Co-methylated blocks on chromosome 19
This exploratory analysis focused on co-methylated blocks. The R package EnMCB (version 1.16.0) was adapted for use on the EPIC platform (Supplementary file), utilizing the original manufacturer’s annotated version of ilm10b4.hg19 [24]. Two moderately correlated DNAm probes, which were adjacent, were retained, and could ultimately be merged into a single boundary. The modified “IdentifyMCB_parallel” function parameters were set to (method = c(“spearman”), CorrelationThreshold = 0.4 or 0.6, PositionGap = 1000, platform = “Illumina Methylation EPIC”). Also, the above human genome used the hg19 version.

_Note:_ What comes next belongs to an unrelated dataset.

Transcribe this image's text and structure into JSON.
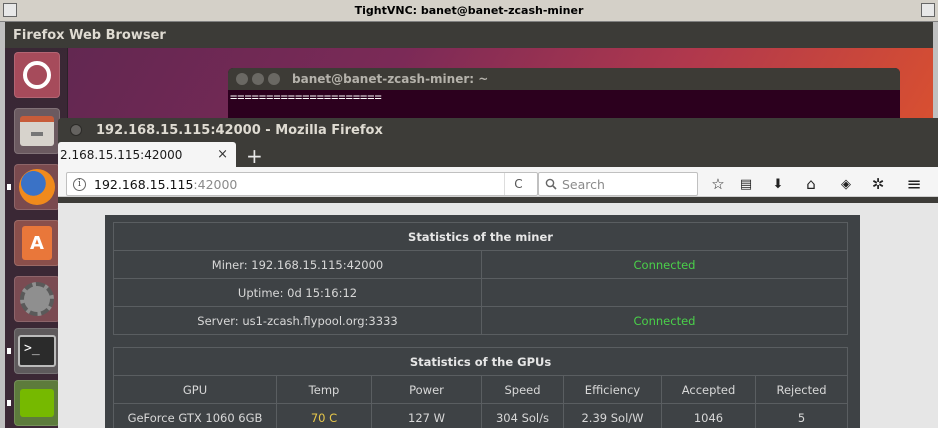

The example provided here pertains to CPTAC data, where samples were identified as co-occurring gain genes within the 19q12-13.12 region (chr19:28493000–37754420) [25]. A sample was amplified if all genes coding for the region met the conditions, i.e., a log2 copy ratio greater than 0.2. Conversely, samples in the ccRCC cohort did not satisfy the calling conditions. Also, gain genes were best excluded from the list of deletions.
Cell culture and SCG5 assay
H292, A549, and H226 cell lines were cultured in 1640 medium with 10% serum, while H520 was in DMEM with 10% serum. After 48 h for H292 and A549, and 72 h for H226 and H520, supernatants were collected, centrifuged at 2000 rpm for 20 min, and the clear supernatant was saved as samples.
To evaluate the protein level of SCG5, the enzyme linked immunosorbent assay (ID: E9861h) from EIAab company was used for the experiments. Reagent and sample equilibration, preparation of reagent A, B and washing work solution. Add standards or samples to 96-well plate with preincubated primary antibody, make replicates. Incubate with plate sealer at 37 °C for 2 h. Discard liquid, add reagent A, incubate at 37 °C for 1 h. Wash with working solution, pat dry, add reagent B, incubate at 37 °C for 1 h. Discard liquid, wash plate. Add reaction solution, incubate at 37 °C for 10–20 min protected from light. The final absorbance at 450 nm was measured within 15 min after adding the termination solution. Experiments were conducted in triplicate, and recorded in mean values ± SEM.
Statistical information
P-values were two-sided, and multiple corrections were applied using the Benjamini & Hochberg method. Values less than 0.05 were considered significant. Heatmaps were generated using the R package pheatmap, and all analyses were conducted using R software 4.2.2 version.